Елена Александровна Извольская:
Марина прислушивалась так же ведь и к стихам других поэтов и в них раскрывала тайну. И не только поэтов известных, но и едва ли кому-нибудь, кроме ее, попавшихся на глаза. Она очень любила и часто повторяла при мне стихи «неизвестной монахини», которые она записала в мой молитвенник.
Особенно она любила заключительные строки:
Ариадна Сергеевна Эфрон:
Стихи читала не камерно, а как бы на большую аудиторию.
Читала темпераментно, смыслово, без поэтических «подвываний», никогда не опуская (упуская!) концы строк; самое сложное мгновенно прояснялось в ее исполнении.
Читала охотно, доверчиво, по первой просьбе, а то и не дожидаясь ее, сама предлагая: «Хотите, я вам прочту стихи?»
Всю жизнь была велика — и неудовлетворена — ее потребность в читателях, слушателях, в быстром и непосредственном отклике на написанное [1; 144].
Эмилий Львович Миндлин:
Она читала <…> твердо и вся отдавшись ритму стихов. Читала, словно ворожбой заговаривала, время от времени встряхивая головой — обычно в конце строфы. В отличие от Мандельштама, читая, не смотрела на слушателя, будто читала для себя одной.
Иногда у нее бывал смущенный, даже как бы виноватый вид, когда она начинала читать, и становился державным после третьей, пятой строки. Последнюю строку она произносила скороговоркой, почти глотая, словно спохватываясь, что долго читает, и спешила поскорее закончить [1; 119].

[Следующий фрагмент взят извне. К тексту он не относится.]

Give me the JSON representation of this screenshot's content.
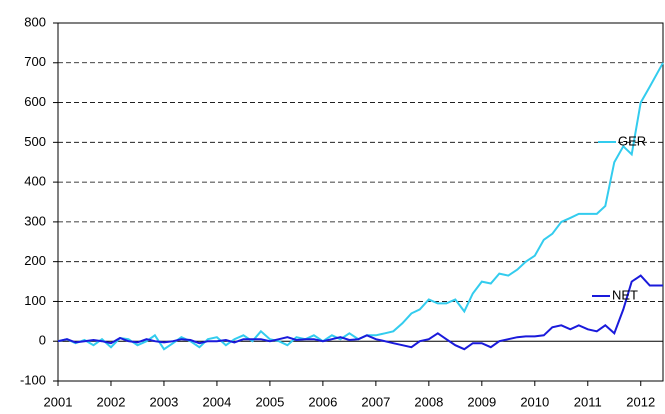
{
  "chart_data": {
    "type": "line",
    "x": [
      2001,
      2001.17,
      2001.33,
      2001.5,
      2001.67,
      2001.83,
      2002,
      2002.17,
      2002.33,
      2002.5,
      2002.67,
      2002.83,
      2003,
      2003.17,
      2003.33,
      2003.5,
      2003.67,
      2003.83,
      2004,
      2004.17,
      2004.33,
      2004.5,
      2004.67,
      2004.83,
      2005,
      2005.17,
      2005.33,
      2005.5,
      2005.67,
      2005.83,
      2006,
      2006.17,
      2006.33,
      2006.5,
      2006.67,
      2006.83,
      2007,
      2007.17,
      2007.33,
      2007.5,
      2007.67,
      2007.83,
      2008,
      2008.17,
      2008.33,
      2008.5,
      2008.67,
      2008.83,
      2009,
      2009.17,
      2009.33,
      2009.5,
      2009.67,
      2009.83,
      2010,
      2010.17,
      2010.33,
      2010.5,
      2010.67,
      2010.83,
      2011,
      2011.17,
      2011.33,
      2011.5,
      2011.67,
      2011.83,
      2012,
      2012.17,
      2012.42
    ],
    "series": [
      {
        "name": "GER",
        "color": "#33ccee",
        "values": [
          0,
          5,
          -5,
          3,
          -10,
          5,
          -15,
          8,
          5,
          -10,
          0,
          15,
          -20,
          -5,
          10,
          0,
          -15,
          5,
          10,
          -10,
          5,
          15,
          0,
          25,
          5,
          0,
          -10,
          10,
          5,
          15,
          0,
          15,
          5,
          20,
          5,
          15,
          15,
          20,
          25,
          45,
          70,
          80,
          105,
          95,
          95,
          105,
          75,
          120,
          150,
          145,
          170,
          165,
          180,
          200,
          215,
          255,
          270,
          300,
          310,
          320,
          320,
          320,
          340,
          450,
          490,
          470,
          600,
          640,
          700
        ]
      },
      {
        "name": "NET",
        "color": "#1a1adb",
        "values": [
          0,
          5,
          -3,
          0,
          3,
          0,
          -5,
          8,
          0,
          -3,
          5,
          0,
          -3,
          0,
          5,
          3,
          -5,
          0,
          0,
          3,
          -3,
          5,
          5,
          5,
          0,
          5,
          10,
          3,
          5,
          5,
          0,
          5,
          10,
          3,
          5,
          15,
          5,
          0,
          -5,
          -10,
          -15,
          0,
          5,
          20,
          5,
          -10,
          -20,
          -5,
          -5,
          -15,
          0,
          5,
          10,
          12,
          12,
          15,
          35,
          40,
          30,
          40,
          30,
          25,
          40,
          20,
          80,
          150,
          165,
          140,
          140
        ]
      }
    ],
    "xlim": [
      2001,
      2012.42
    ],
    "xticks": [
      2001,
      2002,
      2003,
      2004,
      2005,
      2006,
      2007,
      2008,
      2009,
      2010,
      2011,
      2012
    ],
    "ylim": [
      -100,
      800
    ],
    "yticks": [
      -100,
      0,
      100,
      200,
      300,
      400,
      500,
      600,
      700,
      800
    ],
    "grid": true
  }
}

Семен Израилевич Липкин (1911–2003), поэт, переводчик, мемуарист:
Читала Марина Ивановна наизусть. Читала просто, без каданса, голос свежий, прелестный, чисто московский, но мне показалось, что как-то резко, отрывисто произносила строки, нарочито подчеркивая их отстраненность от привычной стиховой музыкальности [1; 499].
Марина Ивановна Цветаева:
Люди театра не переносят моего чтения стихов: «Вы их губите!» Не понимают они, коробейники строк и чувств, что дело актера и поэта — разное. Дело поэта: вскрыв — скрыть. Голос для него броня, личина. Вне покрова голоса — он гол. Поэт всегда заметает следы. Голос поэта — водой — тушит пожар (строк). Поэт не может декламировать: стыдно и оскорбительно. Поэт — уединенный, подмостки для него — позорный столб. Преподносить свои стихи голосом (наисовершеннейшим из проводов!), использовать Психею для успеха?! Достаточно с меня великой сделки записывания и печатания!
— Я не импресарио собственного позора! [6; 519]
Ариадна Сергеевна Эфрон. Из письма П. Г. Антокольскому. 13 марта 1963 г.:
С одинаковой взыскательностью относилась к переводам и у сильных и слабых поэтов. К последним еще взыскательнее, ибо задача труднее. <…>
У меня хранится много ее переводов; громадное количество черновиков — свидетелей громадной работы в глубину, не по поверхности [17; 275].
Марина Ивановна Цветаева. Из письма А. С. Эфрон. Москва, 23 мая 1941 г.:
Я сама себе препятствие. Моя беда, что я, переводя любое, хочу дать художественное произведение, которым, часто, не является подлинник, что я не могу повторять авторских ошибок и случайностей, что я, прежде всего, выправляю смысл, т. е. довожу вещь до поэзии, перевожу ее — из царства случайности в царство необходимости, — так я, недавно, около месяца переводила 140 строк стихов молодого грузина, стараясь их осуществить, досоздать, а матерьял не всегда поддавался, столько было напутано: то туманы — думы гор, то эти же туманы — спускаются на горы и их одевают, так что же они: думы — или покров? У автора — оба, но я так не могу, и вот — правлю смысл, и не думай, что это всегда встречается сочувственно: — «У автора — не так». — «Да, у автора—не так». Но зато моими переводами сразу восхищаются чтецы — и читатели — п. ч. главное для них, как для меня — хорошие стихи. И я за это бьюсь [13; 428].